Hacker Newsnew | past | comments | ask | show | jobs | submitlogin

Y'know, that thing about how IBM terminals are really form display machines instead of character streamers actually put something in context for me. Over a decade ago I interviewed at multiple companies whose business included adapting text-based interfaces for the Web. One was MUMPS[0], the other AS/400[1]. My thought was that they were writing shittons of text parsing code for each screen, but had I been hired and trained for the role I would have learned that HTML forms are poorly reimplemented IBM terminals and time is a flat circle.

[0] "AS/400, but it's a hacked-together line of business program turned hospital OS written when Microsoft Access was still in di-a-pers."

No, I don't know if MUMPS actually presents forms in terminal buffered I/O or not.

[1] "Microsoft Access, but it's an enterprise grade server OS written when Windows NT was still in di-a-pers."



> HTML forms are poorly reimplemented IBM terminals

In HTML forms you can SEE where the input fields are. You don't have to "PROTECT" the HTML document from warping. You don't have to hit a special key when an HTML document is larger than your screen.

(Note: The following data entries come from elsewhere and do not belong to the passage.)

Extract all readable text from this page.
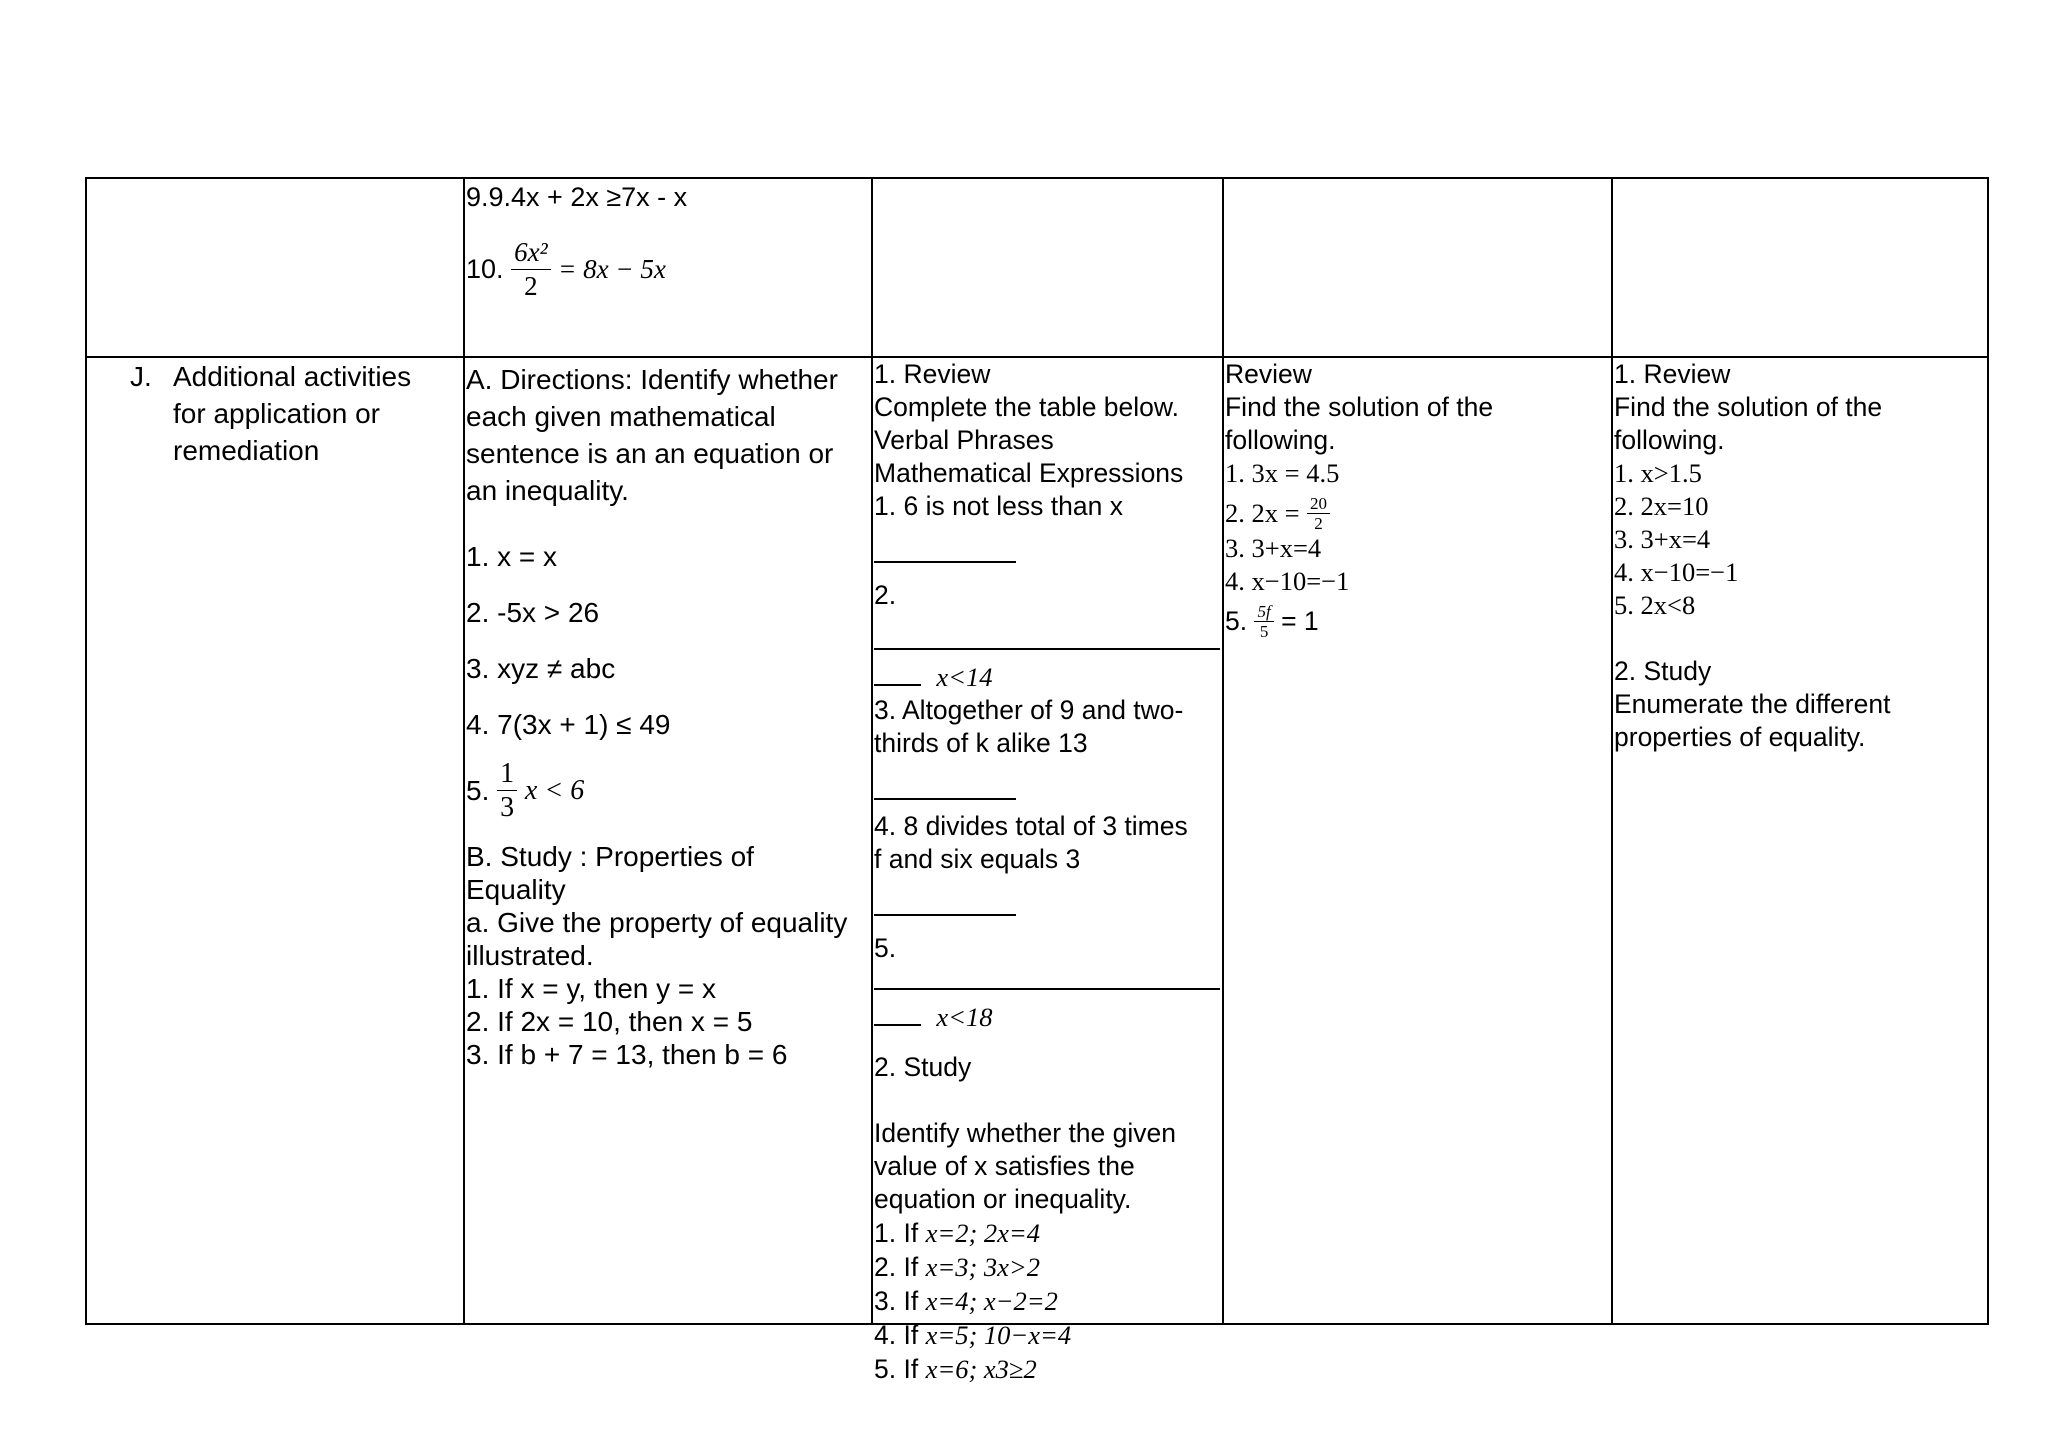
9.9.4x + 2x ≥7x - x
10. $\frac{\text{6x²}}{2} = 8x - 5x$
J. Additional activities
for application or
remediation
A. Directions: Identify whether
each given mathematical
sentence is an an equation or
an inequality.
1. x = x
2. -5x > 26
3. xyz ≠ abc
4. 7(3x + 1) ≤ 49
5. $\frac{1}{3}$ x < 6
B. Study : Properties of
Equality
a. Give the property of equality
illustrated.
1. If x = y, then y = x
2. If 2x = 10, then x = 5
3. If b + 7 = 13, then b = 6
1. Review
Complete the table below.
Verbal Phrases
Mathematical Expressions
1. 6 is not less than x
2.
x<14
3. Altogether of 9 and two-
thirds of k alike 13
4. 8 divides total of 3 times
f and six equals 3
5.
x<18
2. Study
Identify whether the given
value of x satisfies the
equation or inequality.
1. If x=2; 2x=4
2. If x=3; 3x>2
3. If x=4; x−2=2
4. If x=5; 10−x=4
5. If x=6; x3≥2
Review
Find the solution of the
following.
1. 3x = 4.5
2. $2x = \frac{20}{2}$
3. 3+x=4
4. x−10=−1
5. $\frac{5f}{5} = 1$
1. Review
Find the solution of the
following.
1. x>1.5
2. 2x=10
3. 3+x=4
4. x−10=−1
5. 2x<8
2. Study
Enumerate the different
properties of equality.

And IBM manages to get credit for ALL the early computer technologies just because they're still around. Other block-oriented terminals certainly existed, and I'm glad they didn't catch-on...


> you can SEE where the input fields are

There was always type="hidden" then they added CSS for extra spice.

> You don't have to "PROTECT" the HTML document from warping.

Input elements have 'readonly' and 'disabled' and most other elements can have 'contenteditable'.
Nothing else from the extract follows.